En el adánico Keaton no existen huellas de un
paraíso perdido, ni de un cielo o un infierno, como no sean
paródicos. En cambio, existe Eva, la última esperanza del sujeto
en la frenética lucha por defender la conciencia. En Keaton,
donde todo romanticismo ha naufragado, el amor no es un sentimiento
noble, sino el único modo de romper el estatuto objetual, y
su concentración absoluta en este propósito poetiza la forma
más radical del extrañamiento, el autismo, para convertirlo
en el impulso creativo fundamental.
UNA DE LAS INVENCIONES más extraordinarias
de Keaton, clave de su originalidad canónica, es la de la mujer
demencial. No la desarrolló en todas sus películas aunque en
todas es el motor, pero donde aparece, esta mujer, la única
capaz de empatar y potenciar la perplejidad del protagonista,
ilumina al protagonista y a sus peripecias con el efímero resplandor
de un sentido.
La mujer de Una semana (20) contribuye
con alegre alienación a construir una casa tan delirante, que
su puerta de entrada está en el segundo piso, un verdadero prodigio
de la arquitectura existencial. En La barca (21), llena
de niños, ayuda a hundir la absurda nave en que naufragarán
todos. En El navegante (24) coquetea ante el vacío y
en La Generala alimenta con inútiles astillas una caldera
que requiere de troncos. Las siete oportunidades es un
repertorio de mujeres demenciales y en El boxeador (26)
la frivolidad irresponsable es una especie de condición ontológica.
Keaton teme a las mujeres tanto como las ama,
porque percibe en ellas el riesgo de la transmutación de la
realidad. La ley de la hospitalidad expresa con radical perfección
esta idea: el inocente Willie McKay viaja junto a una joven
en un tren primitivo y a medida que se siente atraído, la máquina
se torna absurda, avanza sobre rieles blandos y supera obstáculos
imposibles. En El navegante, la bárbara emoción sexual
de un beso llega a volcar un submarino; en El carapálida
(21), el beso dura dos años.
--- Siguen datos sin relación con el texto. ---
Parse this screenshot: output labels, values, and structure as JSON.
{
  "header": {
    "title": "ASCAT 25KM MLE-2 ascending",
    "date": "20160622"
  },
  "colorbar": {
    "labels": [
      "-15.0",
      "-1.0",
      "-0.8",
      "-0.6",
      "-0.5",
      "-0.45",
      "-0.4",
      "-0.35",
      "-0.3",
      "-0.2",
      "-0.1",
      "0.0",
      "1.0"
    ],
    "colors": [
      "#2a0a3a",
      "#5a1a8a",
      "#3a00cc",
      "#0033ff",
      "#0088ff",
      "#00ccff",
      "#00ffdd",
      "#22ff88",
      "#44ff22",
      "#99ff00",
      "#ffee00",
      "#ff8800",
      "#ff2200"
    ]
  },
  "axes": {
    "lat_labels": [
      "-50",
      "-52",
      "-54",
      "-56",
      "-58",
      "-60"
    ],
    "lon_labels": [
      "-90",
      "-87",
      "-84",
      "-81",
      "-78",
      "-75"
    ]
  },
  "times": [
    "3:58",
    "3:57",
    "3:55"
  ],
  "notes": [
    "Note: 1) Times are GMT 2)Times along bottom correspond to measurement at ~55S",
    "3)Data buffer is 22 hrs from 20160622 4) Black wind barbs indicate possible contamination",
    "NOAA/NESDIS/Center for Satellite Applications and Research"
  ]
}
En El camarógrafo y en Vecinos
(20), el jovenzuelo está dispuesto a desafiar las leyes de la
física por sólo acercarse a la mujer.
La mujer demencial es una criatura delicada que
puede ser astuta o estúpida, pero de la que es imposible no
enamorarse, precisamente porque se renoce en ella una doble
naturaleza autónoma y complementaria, y porque su extrañeza,
más aérea y sutil, representa una cierta esperanza en el páramo
del mundo.
Esa mujer es una de las mayores aportaciones de
Keaton, y su rastro se expande por las más impresionantes mujeres
del cine, empezando por las de Howard Hawks y siguiendo con
las de Otto Preminger, Jean Luc Godard, Francois Truffaut y,
cómo no, Martin Scorsese.
Si por superioridad ética debe entenderse,
no el comportamiento privado, sino la capacidad de penetración
en el ser sin el chantaje de la manipulación emocional, entonces
Keaton es ampliamente superior a todos sus colegas. Y en ese
caso es posible aventurar que cuando las películas de Chaplin
sean vistas por la simpatía inefable de su personaje lo que
en parte ya ocurre, las de Keaton sigan perturbando con su hilarante
oscuridad.
Keaton y Kafka anteceden por poco a Heidegger
y por mucho al existencialismo, aunque el pórtico de El guardaespaldas
podría haber servido a Camus: Nuestro héroe viene de ninguna
parte, va a ninguna parte y fue arrojado en cualquier parte.